To get pensions communications right scheme managers must think about everyone they know (and what they care about in pensions), says Hannah Lewis, director of Behave London

Hannah Lewis will be at Pensions Communications Forum to talk about what Behave London’s research has uncovered so far, and what that means for the future of defined contribution. To hear from her and other speakers register here.

As part of our Make-DC-Better research, we looked at over 17,000 enquiries sent to The Pension Advisory Service (TPAS) between April and November this year, since ’freedom and choice’ blew its chilly winds up pensions’ proverbial skirt.

The enquiries are a brilliantly rich set of data, covering age, gender, marital status, regional variation – and what people’s concerns are about their pensions.

What we found surprised us on two fronts. On the one hand the data reinforced some stereotypes, but on the other hand we’ve picked up new trends.

It’s worth noting that TPAS has seen contact volumes roughly double in the last year. Considering they don’t advertise, that alone tells us that all the changes to pensions, and the wave of press about them, have served to make the general public twice as aware.

1) Married, separated or divorced – the most engaged.

If you’re married, I expect you’ve had the cheery conversation a few times about what would happen to your money if you died. Sometimes that conversation is even about pensions. Those who were attached (or had recently de-attached) were overwhelmingly the most engaged – and made up around 70% of the enquiries.

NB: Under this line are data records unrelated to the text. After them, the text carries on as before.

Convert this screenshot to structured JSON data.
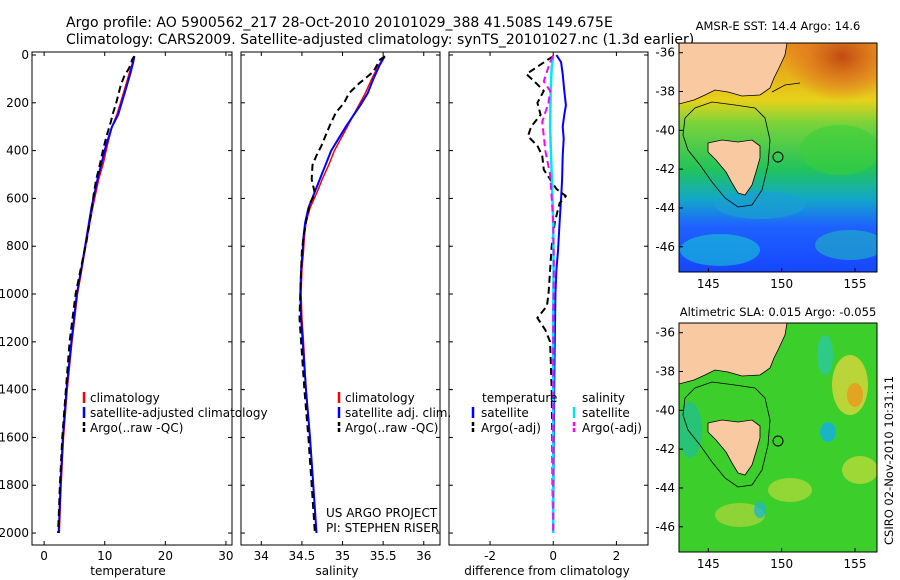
{
  "header": {
    "line1": "Argo profile: AO 5900562_217 28-Oct-2010 20101029_388 41.508S 149.675E",
    "line2": "Climatology: CARS2009. Satellite-adjusted climatology: synTS_20101027.nc (1.3d earlier)"
  },
  "colors": {
    "climatology": "#ff0000",
    "satellite": "#0000ff",
    "argo": "#000000",
    "sal_satellite": "#00e5ff",
    "sal_argo": "#ff00ff",
    "land": "#f9c9a2"
  },
  "chart_data": [
    {
      "type": "line",
      "name": "temperature-panel",
      "xlabel": "temperature",
      "ylabel": "",
      "xlim": [
        -2,
        31
      ],
      "ylim": [
        2050,
        0
      ],
      "xticks": [
        "0",
        "10",
        "20",
        "30"
      ],
      "yticks": [
        "0",
        "200",
        "400",
        "600",
        "800",
        "1000",
        "1200",
        "1400",
        "1600",
        "1800",
        "2000"
      ],
      "legend": [
        "climatology",
        "satellite-adjusted climatology",
        "Argo(..raw -QC)"
      ],
      "series": [
        {
          "name": "climatology",
          "points": [
            [
              14.8,
              5
            ],
            [
              14.6,
              30
            ],
            [
              14.0,
              80
            ],
            [
              13.2,
              150
            ],
            [
              12.6,
              200
            ],
            [
              12.0,
              250
            ],
            [
              11.2,
              300
            ],
            [
              10.4,
              380
            ],
            [
              9.8,
              450
            ],
            [
              9.0,
              520
            ],
            [
              8.0,
              640
            ],
            [
              7.0,
              780
            ],
            [
              6.2,
              900
            ],
            [
              5.5,
              1000
            ],
            [
              4.6,
              1200
            ],
            [
              3.8,
              1400
            ],
            [
              3.2,
              1600
            ],
            [
              2.8,
              1800
            ],
            [
              2.5,
              2000
            ]
          ]
        },
        {
          "name": "satellite",
          "points": [
            [
              14.9,
              5
            ],
            [
              14.7,
              30
            ],
            [
              14.2,
              80
            ],
            [
              13.4,
              150
            ],
            [
              12.8,
              200
            ],
            [
              12.2,
              250
            ],
            [
              11.2,
              300
            ],
            [
              10.2,
              380
            ],
            [
              9.5,
              450
            ],
            [
              8.8,
              520
            ],
            [
              7.8,
              640
            ],
            [
              6.9,
              780
            ],
            [
              6.1,
              900
            ],
            [
              5.4,
              1000
            ],
            [
              4.5,
              1200
            ],
            [
              3.7,
              1400
            ],
            [
              3.1,
              1600
            ],
            [
              2.7,
              1800
            ],
            [
              2.4,
              2000
            ]
          ]
        },
        {
          "name": "argo",
          "points": [
            [
              14.9,
              5
            ],
            [
              14.5,
              20
            ],
            [
              14.3,
              40
            ],
            [
              13.9,
              60
            ],
            [
              13.2,
              90
            ],
            [
              12.6,
              130
            ],
            [
              12.2,
              170
            ],
            [
              11.8,
              210
            ],
            [
              11.4,
              240
            ],
            [
              11.0,
              280
            ],
            [
              10.3,
              340
            ],
            [
              9.7,
              400
            ],
            [
              9.1,
              470
            ],
            [
              8.6,
              520
            ],
            [
              8.2,
              580
            ],
            [
              7.9,
              640
            ],
            [
              7.0,
              780
            ],
            [
              6.0,
              900
            ],
            [
              5.2,
              1000
            ],
            [
              4.2,
              1200
            ],
            [
              3.6,
              1400
            ],
            [
              3.0,
              1600
            ],
            [
              2.6,
              1800
            ],
            [
              2.3,
              2000
            ]
          ]
        }
      ]
    },
    {
      "type": "line",
      "name": "salinity-panel",
      "xlabel": "salinity",
      "xlim": [
        33.75,
        36.2
      ],
      "ylim": [
        2050,
        0
      ],
      "xticks": [
        "34",
        "34.5",
        "35",
        "35.5",
        "36"
      ],
      "legend": [
        "climatology",
        "satellite adj. clim.",
        "Argo(..raw -QC)"
      ],
      "annotation": [
        "US ARGO PROJECT",
        "PI: STEPHEN RISER"
      ],
      "series": [
        {
          "name": "climatology",
          "points": [
            [
              35.52,
              5
            ],
            [
              35.45,
              40
            ],
            [
              35.36,
              100
            ],
            [
              35.28,
              160
            ],
            [
              35.2,
              210
            ],
            [
              35.12,
              260
            ],
            [
              35.06,
              300
            ],
            [
              34.98,
              350
            ],
            [
              34.9,
              400
            ],
            [
              34.83,
              460
            ],
            [
              34.75,
              520
            ],
            [
              34.68,
              580
            ],
            [
              34.6,
              640
            ],
            [
              34.55,
              700
            ],
            [
              34.53,
              760
            ],
            [
              34.52,
              820
            ],
            [
              34.5,
              900
            ],
            [
              34.49,
              1000
            ],
            [
              34.5,
              1100
            ],
            [
              34.52,
              1200
            ],
            [
              34.55,
              1400
            ],
            [
              34.6,
              1600
            ],
            [
              34.64,
              1800
            ],
            [
              34.68,
              2000
            ]
          ]
        },
        {
          "name": "satellite",
          "points": [
            [
              35.52,
              5
            ],
            [
              35.46,
              40
            ],
            [
              35.38,
              100
            ],
            [
              35.31,
              160
            ],
            [
              35.22,
              210
            ],
            [
              35.12,
              260
            ],
            [
              35.04,
              300
            ],
            [
              34.95,
              350
            ],
            [
              34.86,
              400
            ],
            [
              34.79,
              460
            ],
            [
              34.72,
              520
            ],
            [
              34.65,
              580
            ],
            [
              34.58,
              640
            ],
            [
              34.54,
              700
            ],
            [
              34.52,
              760
            ],
            [
              34.51,
              820
            ],
            [
              34.49,
              900
            ],
            [
              34.48,
              1000
            ],
            [
              34.49,
              1100
            ],
            [
              34.51,
              1200
            ],
            [
              34.55,
              1400
            ],
            [
              34.6,
              1600
            ],
            [
              34.64,
              1800
            ],
            [
              34.68,
              2000
            ]
          ]
        },
        {
          "name": "argo",
          "points": [
            [
              35.52,
              5
            ],
            [
              35.46,
              20
            ],
            [
              35.42,
              45
            ],
            [
              35.38,
              70
            ],
            [
              35.2,
              120
            ],
            [
              35.08,
              160
            ],
            [
              35.02,
              200
            ],
            [
              34.92,
              240
            ],
            [
              34.85,
              290
            ],
            [
              34.8,
              330
            ],
            [
              34.74,
              380
            ],
            [
              34.68,
              420
            ],
            [
              34.63,
              460
            ],
            [
              34.62,
              520
            ],
            [
              34.66,
              580
            ],
            [
              34.6,
              620
            ],
            [
              34.55,
              700
            ],
            [
              34.52,
              760
            ],
            [
              34.5,
              820
            ],
            [
              34.49,
              900
            ],
            [
              34.48,
              1000
            ],
            [
              34.47,
              1100
            ],
            [
              34.49,
              1200
            ],
            [
              34.53,
              1400
            ],
            [
              34.58,
              1600
            ],
            [
              34.62,
              1800
            ],
            [
              34.66,
              2000
            ]
          ]
        }
      ]
    },
    {
      "type": "line",
      "name": "difference-panel",
      "xlabel": "difference from climatology",
      "xlim": [
        -3.3,
        3.0
      ],
      "ylim": [
        2050,
        0
      ],
      "xticks": [
        "-2",
        "0",
        "2"
      ],
      "legend_left_title": "temperature",
      "legend_left": [
        "satellite",
        "Argo(-adj)"
      ],
      "legend_right_title": "salinity",
      "legend_right": [
        "satellite",
        "Argo(-adj)"
      ],
      "series": [
        {
          "name": "temperature satellite",
          "points": [
            [
              0.1,
              0
            ],
            [
              0.25,
              30
            ],
            [
              0.3,
              80
            ],
            [
              0.35,
              150
            ],
            [
              0.4,
              210
            ],
            [
              0.35,
              250
            ],
            [
              0.3,
              300
            ],
            [
              0.33,
              350
            ],
            [
              0.3,
              420
            ],
            [
              0.28,
              520
            ],
            [
              0.25,
              600
            ],
            [
              0.2,
              700
            ],
            [
              0.15,
              820
            ],
            [
              0.1,
              900
            ],
            [
              0.07,
              1000
            ],
            [
              0.05,
              1200
            ],
            [
              0.03,
              1400
            ],
            [
              0.02,
              1600
            ],
            [
              0.01,
              1800
            ],
            [
              0.0,
              2000
            ]
          ]
        },
        {
          "name": "temperature argo",
          "points": [
            [
              0.0,
              5
            ],
            [
              -0.4,
              40
            ],
            [
              -0.85,
              80
            ],
            [
              -0.6,
              110
            ],
            [
              -0.3,
              150
            ],
            [
              -0.5,
              200
            ],
            [
              -0.4,
              250
            ],
            [
              -0.7,
              300
            ],
            [
              -0.8,
              340
            ],
            [
              -0.5,
              380
            ],
            [
              -0.35,
              420
            ],
            [
              -0.3,
              480
            ],
            [
              0.1,
              560
            ],
            [
              0.4,
              590
            ],
            [
              0.2,
              620
            ],
            [
              0.05,
              700
            ],
            [
              -0.05,
              800
            ],
            [
              -0.1,
              900
            ],
            [
              -0.15,
              1000
            ],
            [
              -0.2,
              1050
            ],
            [
              -0.5,
              1100
            ],
            [
              -0.25,
              1150
            ],
            [
              -0.1,
              1200
            ],
            [
              -0.05,
              1400
            ],
            [
              -0.03,
              1600
            ],
            [
              -0.02,
              1800
            ],
            [
              0.0,
              2000
            ]
          ]
        },
        {
          "name": "salinity satellite",
          "points": [
            [
              0.0,
              5
            ],
            [
              -0.05,
              50
            ],
            [
              -0.08,
              150
            ],
            [
              -0.1,
              300
            ],
            [
              -0.05,
              500
            ],
            [
              0.0,
              700
            ],
            [
              0.01,
              900
            ],
            [
              0.0,
              1100
            ],
            [
              0.0,
              1400
            ],
            [
              0.0,
              1700
            ],
            [
              0.0,
              2000
            ]
          ]
        },
        {
          "name": "salinity argo",
          "points": [
            [
              0.0,
              5
            ],
            [
              -0.1,
              30
            ],
            [
              -0.2,
              70
            ],
            [
              -0.3,
              110
            ],
            [
              -0.1,
              150
            ],
            [
              -0.15,
              200
            ],
            [
              -0.35,
              280
            ],
            [
              -0.3,
              340
            ],
            [
              -0.25,
              400
            ],
            [
              -0.1,
              500
            ],
            [
              -0.05,
              600
            ],
            [
              0.0,
              700
            ],
            [
              0.02,
              900
            ],
            [
              0.0,
              1100
            ],
            [
              0.0,
              1400
            ],
            [
              0.0,
              1700
            ],
            [
              0.0,
              2000
            ]
          ]
        }
      ]
    },
    {
      "type": "heatmap",
      "name": "amsr-sst-map",
      "title": "AMSR-E SST: 14.4  Argo: 14.6",
      "xticks": [
        "145",
        "150",
        "155"
      ],
      "yticks": [
        "-36",
        "-38",
        "-40",
        "-42",
        "-44",
        "-46"
      ],
      "xlim": [
        143,
        156.5
      ],
      "ylim": [
        -47.3,
        -35.5
      ],
      "marker": [
        149.675,
        -41.508
      ]
    },
    {
      "type": "heatmap",
      "name": "altimetric-sla-map",
      "title": "Altimetric SLA: 0.015  Argo: -0.055",
      "xticks": [
        "145",
        "150",
        "155"
      ],
      "yticks": [
        "-36",
        "-38",
        "-40",
        "-42",
        "-44",
        "-46"
      ],
      "xlim": [
        143,
        156.5
      ],
      "ylim": [
        -47.3,
        -35.5
      ],
      "marker": [
        149.675,
        -41.508
      ]
    }
  ],
  "footer": {
    "stamp": "CSIRO 02-Nov-2010 10:31:11"
  }
}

Although there are a large chunk of people who “prefer not to say”, those identifying as single made up just 16% of all enquiries. It wasn’t that the single people were especially young, either. It could be as simple as the single simply care less (because no one is affected by their pension other than them, unless they happen to be a parent). It’s definitely an area we’re looking into further.

2) Men outnumber women.

For every six women who got in contact, 10 men did.

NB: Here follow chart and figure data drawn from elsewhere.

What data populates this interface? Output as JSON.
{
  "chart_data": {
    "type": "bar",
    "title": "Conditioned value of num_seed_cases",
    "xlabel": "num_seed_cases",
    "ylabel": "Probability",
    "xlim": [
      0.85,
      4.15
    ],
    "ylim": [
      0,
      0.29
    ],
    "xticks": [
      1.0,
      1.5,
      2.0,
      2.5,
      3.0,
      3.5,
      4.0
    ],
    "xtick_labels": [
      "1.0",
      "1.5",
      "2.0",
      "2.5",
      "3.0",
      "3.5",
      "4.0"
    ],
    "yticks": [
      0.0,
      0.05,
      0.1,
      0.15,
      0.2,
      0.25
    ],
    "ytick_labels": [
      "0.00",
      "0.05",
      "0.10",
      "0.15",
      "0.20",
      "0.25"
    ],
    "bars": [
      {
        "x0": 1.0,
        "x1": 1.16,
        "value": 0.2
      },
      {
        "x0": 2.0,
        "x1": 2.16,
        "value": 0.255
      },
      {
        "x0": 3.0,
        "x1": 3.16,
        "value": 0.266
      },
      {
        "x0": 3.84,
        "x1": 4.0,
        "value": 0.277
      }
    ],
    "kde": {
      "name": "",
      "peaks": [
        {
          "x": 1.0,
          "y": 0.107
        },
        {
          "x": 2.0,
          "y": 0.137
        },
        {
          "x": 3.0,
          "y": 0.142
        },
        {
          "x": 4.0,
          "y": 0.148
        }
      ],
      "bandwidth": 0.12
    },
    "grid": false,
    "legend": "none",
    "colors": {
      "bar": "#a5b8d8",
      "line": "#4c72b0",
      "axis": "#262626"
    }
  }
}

This isn’t unsurprising, given that for those currently in their 60s and 70s, it was much more common for married women to work part time or or stay at home.

When we analysed the content of the enquiries, the most common two words that came up for the over 70’s was “Wife” and “State”. Men were enquiring what would happen to their wife in respect of their state pension when they died.


However, men overwhelmingly make up more of the online enquiries, regardless of age. We suspect that this is purely down to more of them having pensions, but we’re investigating this further, using other data.

3) People are leaving it late. Very late.

The mean age of people contacting TPAS is 57 and that should raise alarm bells.

We’re conducting research right now in to how to get people to engage, and we’re testing a range of innovative tactics that can be used in pension communication.

By looking at the real enquiries that are coming in to TPAS, and then analysing the pension communications that were submitted to us by pension funds all over the UK, we’re forming new ideas.

As 45% of people contacting TPAS were aged 55-65, it certainly seems we need to get members engaged earlier!

Why testing?

Experiments are the only clean way to know what drives behaviour change, whether positive or negative.

You might want to re-write all your member communications in one go. You could put a whole host of behavioural “nudges” in the text to get people to engage.

The issue is that if you do several at the same time, you won’t which ones were effective! That’s why we’re doing testing scientifically – so that we can check what helps drive engagement, and build clear communications. It’s very often not what you think.

Think you can ask members what they want? In focus groups?

Think again! Be wary of asking your member about their preferences, instead of conducting experiments. What people say they do and how they really act are not always the same. Just think about, well, everyone you know.